Terry wrote:
> I have been having sooooooo many problems upgrading to
> KDE 2.1.1 from KDE 2.0.1 running under LM 7.2 .. I
> have tried every single installation instruction that
> someone has posted, and none of them work (even KDE's
> instructions!) .. i even uninstalled KDE 2.0.1 and
> then tried to install 2.1.1, and still get dependency
> errors.  And when I install the RPM's, I have to use
> the --nodeps option, regardless.  Everything seems to
> work fine, but when I reboot, the graphical logon
> screen for KDE starts to appear, then disappears, and
> I'm stuck at the console.  Can anyone help?  This is
> getting to be VERY frustrating!!
>
> Terry Sheltra

Terry....when you have a dependancy error then you need to 
make sure that the file specified in the error gets installed 
on your system.  To do that you need to locate the .rpm file 
that the file specified in the error is part of and install 
it.  This needs to be done for every file that is specified 
in the dependency error messages that are displayed by the 
rpm program.

If you use --nodeps to force rpm to install a package that is 
giving you a dependancy error then that package will be 
broken and not work untill the dependency is resolved.

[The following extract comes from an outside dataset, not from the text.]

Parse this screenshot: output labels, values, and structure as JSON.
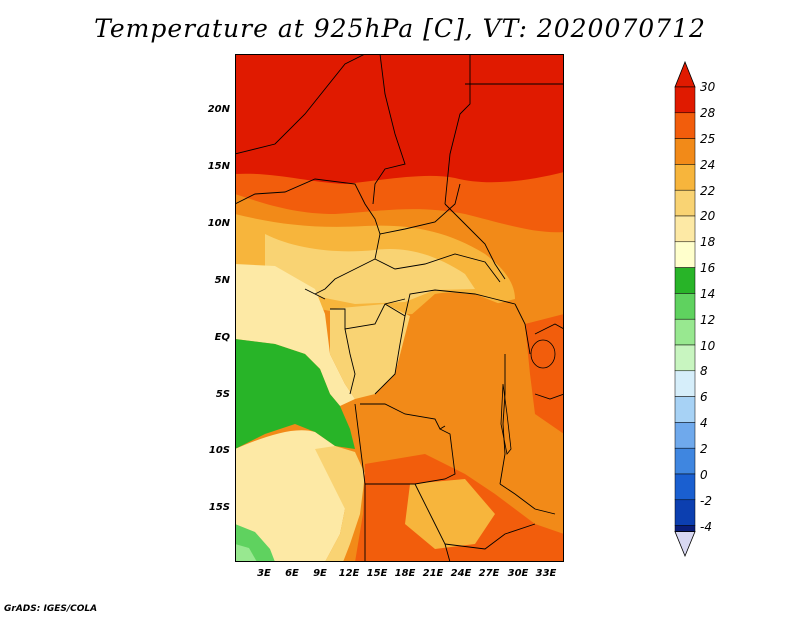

The --nodeps switch can be used to make reluctant .rpm files 
install, but the package will only work properly if the 
dependency you forced rpm to ignore is bogus.  But, how do 
you know if a dependency is bogus?  On my system the last 
remaining dependency that was not allowing 2.1.1 to install 
was kdesu.  A search of my rpm database showed that kdesu was 
installed (and I use kdesu all the time so I already knew it 
was on the system).  

I figured that this was a bogus dependency.  So with all 
other dependencies already resolved I went ahead and 
installed the 2.1.1 .rpms with the --nodeps switch.  Then 
after doing a 'rpm --rebuilddb', running the update-menus 
program and rebooting the system, version 2.1.1 of KDE worked.